This article originates from the ADDOPS team. The author, Li Wenxin, is a cloud platform containerization and virtualization operations engineer at 360 HULK, responsible for network module design and development. It records a recent OpenStack Neutron security‑group problem and explains the troubleshooting process.

1 Determine Network Architecture

Understanding where packets are dropped requires familiarity with the full OpenStack Neutron data‑plane architecture. Assuming the physical hosts of the Linux Director and the virtual machines are reachable, the basic data‑plane diagram is shown below.

The diagram reveals that br‑ethx and br‑int are OVS bridges, while qbr‑XXX is a Linux bridge. The extra Linux bridge is needed because the VM’s tap device is attached to qbr‑XXX rather than directly to br‑int .

2 Packet Capture

Capture packets on both the physical host and the VM. The client request is observed at points A‑G; packets appear at points C‑G but not at A‑B, indicating a drop between the Linux bridge and the tap device.

tcpdump -i xxx -nv | grep ipip

3 Analyze the Problem

The issue lies between points B and C, i.e., between the Linux bridge and the tap device.
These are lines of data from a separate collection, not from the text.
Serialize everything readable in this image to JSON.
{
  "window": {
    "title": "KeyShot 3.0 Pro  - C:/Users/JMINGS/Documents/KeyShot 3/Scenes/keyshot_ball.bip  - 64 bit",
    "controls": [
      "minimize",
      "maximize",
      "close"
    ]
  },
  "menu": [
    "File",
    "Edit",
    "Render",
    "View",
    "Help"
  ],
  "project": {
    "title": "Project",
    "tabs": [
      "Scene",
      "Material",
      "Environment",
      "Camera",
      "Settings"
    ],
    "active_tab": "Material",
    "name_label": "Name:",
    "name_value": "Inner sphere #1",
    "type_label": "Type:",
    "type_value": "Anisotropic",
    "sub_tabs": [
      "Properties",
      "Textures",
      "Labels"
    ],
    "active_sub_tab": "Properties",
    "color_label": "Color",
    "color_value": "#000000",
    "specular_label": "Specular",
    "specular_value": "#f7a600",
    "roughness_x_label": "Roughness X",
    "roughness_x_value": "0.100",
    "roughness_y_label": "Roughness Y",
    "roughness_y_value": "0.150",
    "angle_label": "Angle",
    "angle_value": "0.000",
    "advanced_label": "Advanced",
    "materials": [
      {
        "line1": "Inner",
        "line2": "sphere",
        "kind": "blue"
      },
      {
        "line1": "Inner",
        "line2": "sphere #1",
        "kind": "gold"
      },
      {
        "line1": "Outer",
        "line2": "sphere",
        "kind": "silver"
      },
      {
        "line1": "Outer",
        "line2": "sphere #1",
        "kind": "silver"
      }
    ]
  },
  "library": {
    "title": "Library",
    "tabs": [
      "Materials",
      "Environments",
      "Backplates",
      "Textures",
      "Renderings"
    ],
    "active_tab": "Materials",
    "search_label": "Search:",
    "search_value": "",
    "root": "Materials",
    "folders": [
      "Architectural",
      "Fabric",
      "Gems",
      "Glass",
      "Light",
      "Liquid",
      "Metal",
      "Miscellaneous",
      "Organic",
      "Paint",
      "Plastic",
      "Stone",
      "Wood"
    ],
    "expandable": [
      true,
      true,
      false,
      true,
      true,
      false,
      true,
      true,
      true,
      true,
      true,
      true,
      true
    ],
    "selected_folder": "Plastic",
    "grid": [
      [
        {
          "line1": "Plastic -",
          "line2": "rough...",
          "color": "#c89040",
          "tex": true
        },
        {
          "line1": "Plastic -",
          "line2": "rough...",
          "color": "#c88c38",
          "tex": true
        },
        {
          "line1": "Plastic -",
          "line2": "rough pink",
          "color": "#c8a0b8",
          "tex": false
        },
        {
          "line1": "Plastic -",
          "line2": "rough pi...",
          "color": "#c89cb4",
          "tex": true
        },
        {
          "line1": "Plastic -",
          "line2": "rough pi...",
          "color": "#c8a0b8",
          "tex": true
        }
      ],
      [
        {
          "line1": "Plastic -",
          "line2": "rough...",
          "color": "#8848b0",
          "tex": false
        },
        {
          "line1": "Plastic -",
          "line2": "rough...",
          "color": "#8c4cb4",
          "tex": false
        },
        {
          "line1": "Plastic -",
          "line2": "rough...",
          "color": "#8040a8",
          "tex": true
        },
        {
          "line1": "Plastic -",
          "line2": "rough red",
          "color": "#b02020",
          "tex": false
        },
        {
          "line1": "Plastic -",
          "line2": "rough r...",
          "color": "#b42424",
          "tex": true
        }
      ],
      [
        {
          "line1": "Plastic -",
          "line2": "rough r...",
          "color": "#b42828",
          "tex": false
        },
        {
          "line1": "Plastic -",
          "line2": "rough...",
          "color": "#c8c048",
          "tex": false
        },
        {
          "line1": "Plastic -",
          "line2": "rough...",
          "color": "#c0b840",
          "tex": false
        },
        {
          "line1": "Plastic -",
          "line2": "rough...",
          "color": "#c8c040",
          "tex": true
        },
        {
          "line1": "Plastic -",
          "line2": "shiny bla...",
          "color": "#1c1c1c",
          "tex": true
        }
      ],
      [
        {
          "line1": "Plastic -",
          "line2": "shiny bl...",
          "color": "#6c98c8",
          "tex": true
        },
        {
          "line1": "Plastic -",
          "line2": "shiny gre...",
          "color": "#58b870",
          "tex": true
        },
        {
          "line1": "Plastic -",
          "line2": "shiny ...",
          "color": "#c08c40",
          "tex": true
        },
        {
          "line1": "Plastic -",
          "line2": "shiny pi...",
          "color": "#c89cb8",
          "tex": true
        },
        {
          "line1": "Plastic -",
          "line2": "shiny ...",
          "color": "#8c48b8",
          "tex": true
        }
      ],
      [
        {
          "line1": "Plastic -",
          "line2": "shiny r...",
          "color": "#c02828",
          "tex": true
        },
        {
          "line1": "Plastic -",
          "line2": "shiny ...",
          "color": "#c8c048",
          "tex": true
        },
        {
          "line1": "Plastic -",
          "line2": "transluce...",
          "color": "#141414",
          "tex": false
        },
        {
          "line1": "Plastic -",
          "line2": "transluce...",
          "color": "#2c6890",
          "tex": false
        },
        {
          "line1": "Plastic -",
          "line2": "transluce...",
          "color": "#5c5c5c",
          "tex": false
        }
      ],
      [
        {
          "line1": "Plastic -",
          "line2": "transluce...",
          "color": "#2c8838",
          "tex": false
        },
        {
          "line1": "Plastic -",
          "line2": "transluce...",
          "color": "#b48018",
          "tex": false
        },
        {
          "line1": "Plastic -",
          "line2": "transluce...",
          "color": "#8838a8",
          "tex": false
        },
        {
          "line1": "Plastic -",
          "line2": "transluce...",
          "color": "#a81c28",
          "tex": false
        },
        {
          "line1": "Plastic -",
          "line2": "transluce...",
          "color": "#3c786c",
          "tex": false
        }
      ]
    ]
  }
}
Neutron uses iptables to enforce security‑group policies here, and the drop suggests a problem with those rules. Since SSH works, TCP traffic is fine, pointing to iptables misconfiguration.

4 Neutron Security‑Group iptables Rules

The Neutron L2 agent creates iptables chains for each VM tap device (i, o, s). The main functions are:

prepare, update, remove firewall filters

drop all packets by default

prevent IP spoofing based on MAC address

allow DHCP and ICMPv6 RA inbound

block outbound DHCP

drop INVALID packets

allow stateful, established connections

convert security‑group rules to iptables rules (IPv4, IPv6, TCP, UDP, ICMP, ICMPv6)

support multiple ports per rule via the multiport module

5 Chain Tracing

Inspect the iptables chains created by Neutron.

iptables -S | grep neutron

Key chains include neutron-filter-top , neutron-openvswi-FORWARD , neutron-openvswi-INPUT , neutron-openvswi-OUTPUT , and per‑VM chains such as neutron-openvswi-ibddxxxxc-b .

iptables -nxvL FORWARD

Shows the forward chain forwarding to neutron-filter-top and then to neutron-openvswi-FORWARD .

iptables -nxvL neutron-openvswi-FORWARD

Shows traffic being sent to the security‑group chain.

iptables -nxvL neutron-openvswi-sg-chain

Routes packets to VM‑specific chains ( neutron-openvswi-ibddxxxxc-b and neutron-openvswi-obddxxxxc-b ) or accepts them.

iptables -nxvL neutron-openvswi-ibddxxxxc-b

Handles inbound traffic for the VM; unmatched packets fall through to the fallback chain.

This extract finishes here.